= Andrew Mercer (poet) =

Scottish poet and topographer

Andrew Mercer (1775–1842) was a Scottish poet and topographer.

==Life==
Mercer was born in Selkirk. Destined for the ministry of the Secession Church by his family, in 1790 he entered the University of Edinburgh. Ultimately he gave up theology, studied the fine arts, and tried unsuccessfully to make a living in Edinburgh as a miniature-painter and man of letters. He was acquainted with John Leyden and Alexander Murray.

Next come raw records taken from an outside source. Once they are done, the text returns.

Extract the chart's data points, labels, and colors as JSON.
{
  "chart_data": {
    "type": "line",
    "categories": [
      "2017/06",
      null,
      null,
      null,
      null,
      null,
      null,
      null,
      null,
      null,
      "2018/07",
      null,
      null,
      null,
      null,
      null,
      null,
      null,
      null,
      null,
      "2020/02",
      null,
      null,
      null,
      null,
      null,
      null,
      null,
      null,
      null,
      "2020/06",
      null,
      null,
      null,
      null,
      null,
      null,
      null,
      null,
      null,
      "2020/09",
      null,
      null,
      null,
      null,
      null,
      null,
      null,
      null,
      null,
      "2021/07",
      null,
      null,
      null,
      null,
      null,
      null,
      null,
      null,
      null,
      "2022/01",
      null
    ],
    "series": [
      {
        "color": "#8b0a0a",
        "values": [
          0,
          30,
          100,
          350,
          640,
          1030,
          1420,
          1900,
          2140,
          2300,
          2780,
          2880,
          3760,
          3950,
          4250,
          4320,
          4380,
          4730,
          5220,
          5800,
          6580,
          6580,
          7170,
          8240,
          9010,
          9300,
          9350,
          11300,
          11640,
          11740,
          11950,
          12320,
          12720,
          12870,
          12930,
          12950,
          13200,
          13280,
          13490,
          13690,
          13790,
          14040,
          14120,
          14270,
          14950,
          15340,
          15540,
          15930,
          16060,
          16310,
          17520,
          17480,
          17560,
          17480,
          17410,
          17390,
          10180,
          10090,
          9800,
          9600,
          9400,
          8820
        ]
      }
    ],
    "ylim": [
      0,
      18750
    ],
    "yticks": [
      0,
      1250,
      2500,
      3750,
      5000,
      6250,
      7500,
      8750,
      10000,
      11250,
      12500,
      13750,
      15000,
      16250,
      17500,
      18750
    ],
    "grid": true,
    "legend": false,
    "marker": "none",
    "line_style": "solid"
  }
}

Settling in Dunfermline, Mercer lived by teaching and by drawing patterns for the damask manufacturers. In later life he suffered money troubles. He died at Dunfermline, 11 June 1842.

==Works==
Mercer's major work was a History of Dunfermline from the earliest Records (Dunfermline, 1828). There was also published under his name a Historical and Chronological Table of the Ancient Town of Dunfermline from 1064 to 1834: an abridgment of a manuscript by Ebenezer Henderson, Annals of Dunfermline from the earliest Records to 1833. He was the author of a poem on Dunfermline Abbey (Dunfermline, 1819), and a volume of verse, Summer Months among the Mountains (Edinburgh, 1838).

Mercer wrote both in prose and verse for Blackwood's Edinburgh Magazine and The Scots Magazine. He edited the North British Magazine during its existence of two years (or 13 months) from January 1804.